The problem is of providing a lock service for a distributed system. Chubby provides such a centralized lock service for O (10000) servers. This is obviously a very real (and historical) problem in distributed systems with multiple solutions. And not only is the problem real, its implementation with a real large system is another beast in itself – the details in this paper go a long way in understanding a practically deployed and effective lock service for a large distributed system.

2. What is the solution's main idea (nugget)?
Chubby is a centralized lock service (as opposed to a distributed client-based one) for Google’s distributed systems. A Chubby cell consists of a periodically-elected master and a small set of replicas. Locks can be exclusive or shared, but are not mandatory (for maintenance reasons as well no real value-add in a typical production environment). Caching helps in scalability – cache entries are invalidated on a modification as opposed to an update scheme as the latter might burden the clients with an unbounded number of updates. The master has the overhead of maintaining the cache list of every client. Blocking keep-alives are used to maintain sessions between clients and masters.

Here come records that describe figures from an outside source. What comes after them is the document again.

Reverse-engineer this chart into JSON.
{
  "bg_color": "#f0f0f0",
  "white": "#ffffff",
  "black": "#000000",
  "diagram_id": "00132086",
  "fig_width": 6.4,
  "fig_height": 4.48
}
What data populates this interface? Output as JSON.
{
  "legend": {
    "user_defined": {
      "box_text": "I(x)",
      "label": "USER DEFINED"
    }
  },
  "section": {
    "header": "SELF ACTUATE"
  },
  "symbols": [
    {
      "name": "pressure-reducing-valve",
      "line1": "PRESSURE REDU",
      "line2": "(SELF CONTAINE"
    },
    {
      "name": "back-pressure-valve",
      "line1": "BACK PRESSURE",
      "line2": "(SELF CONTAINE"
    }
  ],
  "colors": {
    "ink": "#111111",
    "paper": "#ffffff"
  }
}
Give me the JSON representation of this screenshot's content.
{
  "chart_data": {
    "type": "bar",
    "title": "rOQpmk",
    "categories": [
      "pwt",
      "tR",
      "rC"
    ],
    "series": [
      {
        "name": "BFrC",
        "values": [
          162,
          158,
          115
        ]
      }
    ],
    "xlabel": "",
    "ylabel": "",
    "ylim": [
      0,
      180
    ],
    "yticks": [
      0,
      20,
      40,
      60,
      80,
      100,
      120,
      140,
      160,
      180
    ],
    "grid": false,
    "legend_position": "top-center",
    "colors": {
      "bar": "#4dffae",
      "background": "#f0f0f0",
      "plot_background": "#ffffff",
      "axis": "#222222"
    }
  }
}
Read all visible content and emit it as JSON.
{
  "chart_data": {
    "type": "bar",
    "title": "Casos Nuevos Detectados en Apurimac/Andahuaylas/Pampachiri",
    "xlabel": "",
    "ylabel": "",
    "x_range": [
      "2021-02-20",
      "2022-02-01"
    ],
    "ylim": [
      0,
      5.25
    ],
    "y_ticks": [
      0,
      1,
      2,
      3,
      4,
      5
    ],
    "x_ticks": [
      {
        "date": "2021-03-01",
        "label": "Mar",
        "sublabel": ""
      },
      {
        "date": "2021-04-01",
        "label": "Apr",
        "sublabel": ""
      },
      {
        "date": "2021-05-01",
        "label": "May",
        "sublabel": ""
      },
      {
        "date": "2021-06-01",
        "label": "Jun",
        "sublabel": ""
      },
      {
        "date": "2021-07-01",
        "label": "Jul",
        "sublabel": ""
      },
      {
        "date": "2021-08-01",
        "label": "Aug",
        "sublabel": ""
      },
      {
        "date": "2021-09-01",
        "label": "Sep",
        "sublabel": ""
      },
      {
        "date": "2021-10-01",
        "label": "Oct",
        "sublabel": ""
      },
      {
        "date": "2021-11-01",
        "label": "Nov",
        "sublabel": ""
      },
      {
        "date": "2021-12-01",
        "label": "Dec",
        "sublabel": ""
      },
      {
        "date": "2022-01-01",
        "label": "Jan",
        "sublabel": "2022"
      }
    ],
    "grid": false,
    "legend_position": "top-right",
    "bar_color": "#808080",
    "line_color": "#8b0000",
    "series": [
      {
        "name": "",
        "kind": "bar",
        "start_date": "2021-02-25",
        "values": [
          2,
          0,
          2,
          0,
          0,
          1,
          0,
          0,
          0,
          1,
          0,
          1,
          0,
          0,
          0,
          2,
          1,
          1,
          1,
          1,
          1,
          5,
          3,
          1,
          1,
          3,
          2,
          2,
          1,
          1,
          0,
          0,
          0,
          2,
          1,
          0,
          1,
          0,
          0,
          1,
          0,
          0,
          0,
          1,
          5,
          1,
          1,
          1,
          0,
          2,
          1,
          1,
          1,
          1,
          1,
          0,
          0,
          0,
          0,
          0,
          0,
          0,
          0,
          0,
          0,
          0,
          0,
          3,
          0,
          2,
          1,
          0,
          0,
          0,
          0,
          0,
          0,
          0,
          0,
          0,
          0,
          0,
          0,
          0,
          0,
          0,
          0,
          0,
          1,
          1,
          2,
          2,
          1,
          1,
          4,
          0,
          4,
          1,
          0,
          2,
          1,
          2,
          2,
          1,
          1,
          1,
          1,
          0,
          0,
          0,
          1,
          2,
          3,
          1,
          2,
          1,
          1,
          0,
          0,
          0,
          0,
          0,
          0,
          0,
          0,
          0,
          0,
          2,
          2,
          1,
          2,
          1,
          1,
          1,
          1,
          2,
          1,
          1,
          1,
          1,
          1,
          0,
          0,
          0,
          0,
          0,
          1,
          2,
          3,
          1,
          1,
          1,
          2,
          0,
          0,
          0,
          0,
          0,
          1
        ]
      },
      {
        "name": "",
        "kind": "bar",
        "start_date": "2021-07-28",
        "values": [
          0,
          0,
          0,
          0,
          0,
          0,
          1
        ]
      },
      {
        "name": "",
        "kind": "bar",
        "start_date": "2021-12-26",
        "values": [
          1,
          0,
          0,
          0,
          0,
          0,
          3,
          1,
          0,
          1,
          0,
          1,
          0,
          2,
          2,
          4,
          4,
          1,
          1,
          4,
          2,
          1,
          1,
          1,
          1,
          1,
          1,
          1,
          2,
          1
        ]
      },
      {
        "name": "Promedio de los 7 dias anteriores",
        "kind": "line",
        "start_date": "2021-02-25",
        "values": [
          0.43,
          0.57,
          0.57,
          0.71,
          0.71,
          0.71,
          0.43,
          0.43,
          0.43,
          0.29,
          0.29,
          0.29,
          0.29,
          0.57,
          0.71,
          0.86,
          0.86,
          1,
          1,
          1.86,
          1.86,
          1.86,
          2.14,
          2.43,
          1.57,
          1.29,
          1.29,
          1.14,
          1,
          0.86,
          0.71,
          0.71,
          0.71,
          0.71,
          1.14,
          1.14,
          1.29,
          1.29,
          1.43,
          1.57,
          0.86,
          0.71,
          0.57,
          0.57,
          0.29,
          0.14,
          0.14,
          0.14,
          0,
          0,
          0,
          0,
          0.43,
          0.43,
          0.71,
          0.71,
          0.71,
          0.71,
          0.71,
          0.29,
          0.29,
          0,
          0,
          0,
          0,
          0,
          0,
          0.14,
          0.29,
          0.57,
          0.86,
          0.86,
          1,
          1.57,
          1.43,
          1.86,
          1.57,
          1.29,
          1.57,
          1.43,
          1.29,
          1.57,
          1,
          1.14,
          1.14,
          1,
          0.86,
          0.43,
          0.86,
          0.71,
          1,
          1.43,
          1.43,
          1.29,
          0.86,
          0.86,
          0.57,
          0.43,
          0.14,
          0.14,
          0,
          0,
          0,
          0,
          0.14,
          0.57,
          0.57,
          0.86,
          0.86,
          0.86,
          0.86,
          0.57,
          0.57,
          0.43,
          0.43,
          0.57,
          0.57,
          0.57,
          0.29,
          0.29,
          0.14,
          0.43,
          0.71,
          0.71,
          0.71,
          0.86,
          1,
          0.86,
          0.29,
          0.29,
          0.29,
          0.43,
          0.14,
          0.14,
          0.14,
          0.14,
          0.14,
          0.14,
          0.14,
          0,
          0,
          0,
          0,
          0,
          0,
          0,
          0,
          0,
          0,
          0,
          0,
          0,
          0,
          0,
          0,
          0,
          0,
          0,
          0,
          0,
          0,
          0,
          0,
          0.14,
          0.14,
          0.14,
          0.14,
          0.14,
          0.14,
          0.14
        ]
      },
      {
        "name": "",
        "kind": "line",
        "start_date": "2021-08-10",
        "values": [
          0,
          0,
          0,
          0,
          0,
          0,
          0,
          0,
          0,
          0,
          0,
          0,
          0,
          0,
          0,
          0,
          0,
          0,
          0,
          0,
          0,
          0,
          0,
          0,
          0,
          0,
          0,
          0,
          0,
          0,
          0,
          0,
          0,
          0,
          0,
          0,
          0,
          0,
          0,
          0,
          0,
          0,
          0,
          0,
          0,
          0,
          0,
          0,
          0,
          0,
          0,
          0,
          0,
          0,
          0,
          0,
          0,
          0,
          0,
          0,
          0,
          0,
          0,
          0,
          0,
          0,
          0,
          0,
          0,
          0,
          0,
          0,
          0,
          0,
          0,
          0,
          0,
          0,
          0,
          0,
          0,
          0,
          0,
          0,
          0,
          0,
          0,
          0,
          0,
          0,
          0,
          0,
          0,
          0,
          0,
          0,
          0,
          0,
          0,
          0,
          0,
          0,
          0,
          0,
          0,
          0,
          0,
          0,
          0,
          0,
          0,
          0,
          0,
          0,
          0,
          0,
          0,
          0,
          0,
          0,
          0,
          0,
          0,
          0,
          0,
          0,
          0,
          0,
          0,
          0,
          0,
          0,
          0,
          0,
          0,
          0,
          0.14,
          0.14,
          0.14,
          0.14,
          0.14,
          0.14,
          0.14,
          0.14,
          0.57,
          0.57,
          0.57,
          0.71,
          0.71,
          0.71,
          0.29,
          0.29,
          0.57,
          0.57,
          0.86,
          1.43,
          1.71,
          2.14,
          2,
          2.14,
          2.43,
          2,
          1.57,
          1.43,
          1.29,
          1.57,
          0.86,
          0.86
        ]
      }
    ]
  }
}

3. Why is solution different from previous work?
This paper, self-admittedly, is about the engineering experience and not new protocols. The details in this paper are highly valuable, but its biggest contribution is to describe the design of a centralized lock service in a large operational distributed system taking care of client’s implementation complexities, and corner cases for scaling and failures.

4. Does the paper (or do you) identify any fundamental/hard trade-offs?
Being an implementation experience, this paper is about multiple trade-offs that are sort of classic in systems research – ease of deployment and implementation vs. correctness. (1) Centralized lock service vs. client-only library for distributed consensus, (2) No mandatory locks for ease of administration and it anyway doesn’t fix the problem, (3) Blocking modifications to ensure cache invalidation and consistency: caching is important for scalability, and this ensures simplicity at the expense of slow modifications.

5. Do you think the work will be influential in 10 years? Why or why not?
Without a doubt! Being used in a production environment as large as Google’s is influential enough. Handling of the practical issues to achieve scalability and clarity means that its adoption is imminent. And its simplicity provides a clean basis to add modifications on top as the requirements of services change.

6. Others:
Some unclear things:
a. For a large number of clients, is this invalidation strategy actually scalable? They provide no numbers to back it, other than mentioning that a Chubby service once had 90,000 clients. More quantitative details would have helped.
b. Why is the keep-alive scheme blocking? What happens if the master returns the call immediately, and the put the onus on the client to send its keep-alive messages before timing out?
c. Multiple Chubby cells: In this case, is there an overlap in the set of servers being served by different Chubby cells? If yes, how do they maintain consistency among the cells themselves?
Thoughts:
a. Are updates a better idea than invalidation sometimes? We could have a time period (and possibly a frequency) for updates limiting clients to not be indefinitely and unboundedly bombarded. This will make the modifications return quicker, as opposed to the current blocking model.
b. How about multiple masters for a set of servers, with a multicast protocol like SRM for maintaining consistency among the masters? This would help in scalability.